3I’ve lost track of when we last had a white man as Secretary of State. It was before Madeleine Albright.
4He’ll be at Applebee’s eating the Turkey Soup Special…crazy old man.
5Once again, Grandpa Simpson is yelling at those durn kids to get off of his lawn.
6Grumpy old (white) man, wandering around in his pajamas…
7Gee, I hope Susan Rice has a husband. (Actually she does–he’s Canadian. Maybe we should send him. Canadians are very peaceful.)
8Thanks, BarbinDC, didn’t know that. I think it’s pretty safe to say that McCain won’t approve of anything the President does, EVER. Thanks, John, for Sarah the Nut Case.
9Rhea, you made me curious so I looked it up. It was Warren Christopher, Pres. Bill Clinton’s first SoS. He appointed Madeleine Albright SoS for his second term.
10LOL, BarbinDC! I’ll have to remember ‘Caribou Barbie’ (although I would prefer to forget Mrs. Palin altogether).
11If he wanted someone who had actually been able to broker an effective peace treaty, he should have mentioned Jimmy Carter.
12If I were cooking for him, he’d have a little extra in the green beans….

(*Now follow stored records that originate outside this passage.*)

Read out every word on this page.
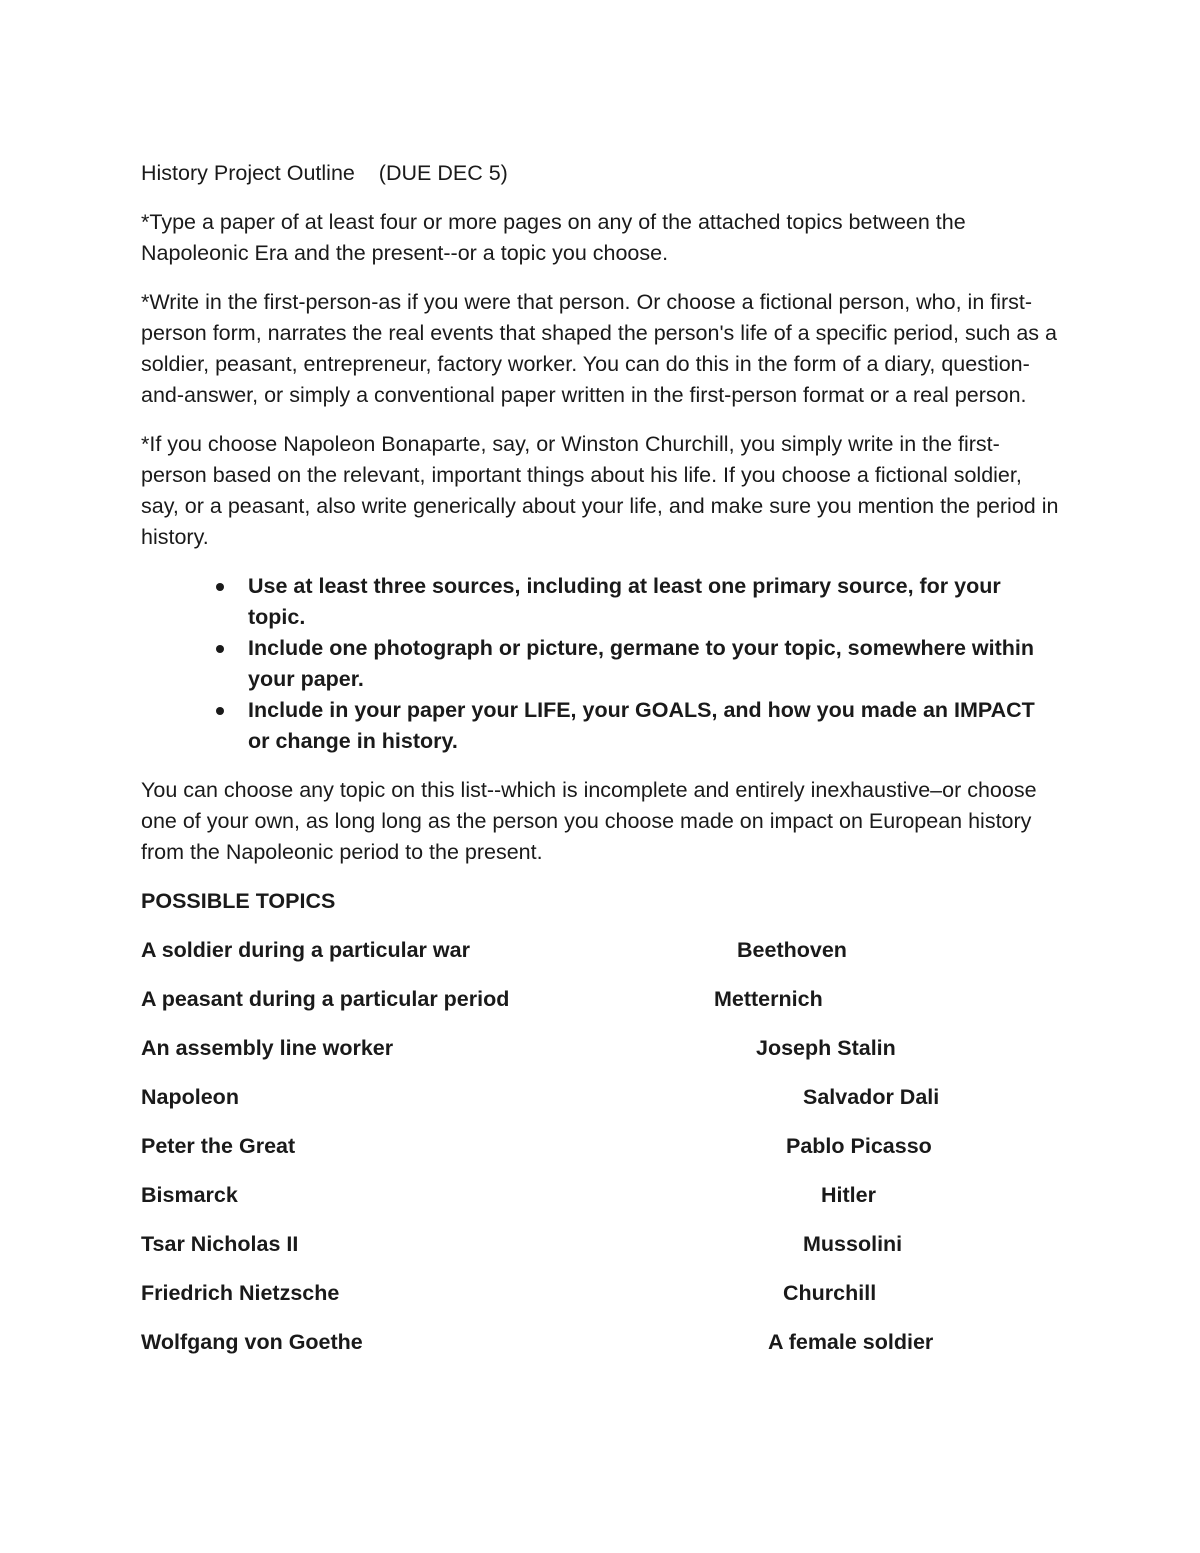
History Project Outline (DUE DEC 5)

*Type a paper of at least four or more pages on any of the attached topics between the Napoleonic Era and the present--or a topic you choose.

*Write in the first-person-as if you were that person. Or choose a fictional person, who, in first-person form, narrates the real events that shaped the person's life of a specific period, such as a soldier, peasant, entrepreneur, factory worker. You can do this in the form of a diary, question-and-answer, or simply a conventional paper written in the first-person format or a real person.

*If you choose Napoleon Bonaparte, say, or Winston Churchill, you simply write in the first-person based on the relevant, important things about his life. If you choose a fictional soldier, say, or a peasant, also write generically about your life, and make sure you mention the period in history.

Use at least three sources, including at least one primary source, for your topic.
Include one photograph or picture, germane to your topic, somewhere within your paper.
Include in your paper your LIFE, your GOALS, and how you made an IMPACT or change in history.

You can choose any topic on this list--which is incomplete and entirely inexhaustive–or choose one of your own, as long long as the person you choose made on impact on European history from the Napoleonic period to the present.

POSSIBLE TOPICS
A soldier during a particular war	Beethoven
A peasant during a particular period	Metternich
An assembly line worker	Joseph Stalin
Napoleon	Salvador Dali
Peter the Great	Pablo Picasso
Bismarck	Hitler
Tsar Nicholas II	Mussolini
Friedrich Nietzsche	Churchill
Wolfgang von Goethe	A female soldier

13I would like to be invited to Helen’s for anything. There is not a passive/aggressive bone in her body. She lays it all out and if you follow the rules, everybody has good time.
14Happy Thanksgiving to you all. As soon As I close up the wine shop at 1:00 I’m going home to adjust my L-tryptophan levels.
Put a laxative in his stuffing and there’d be nothing left but pants and a pair of slippers.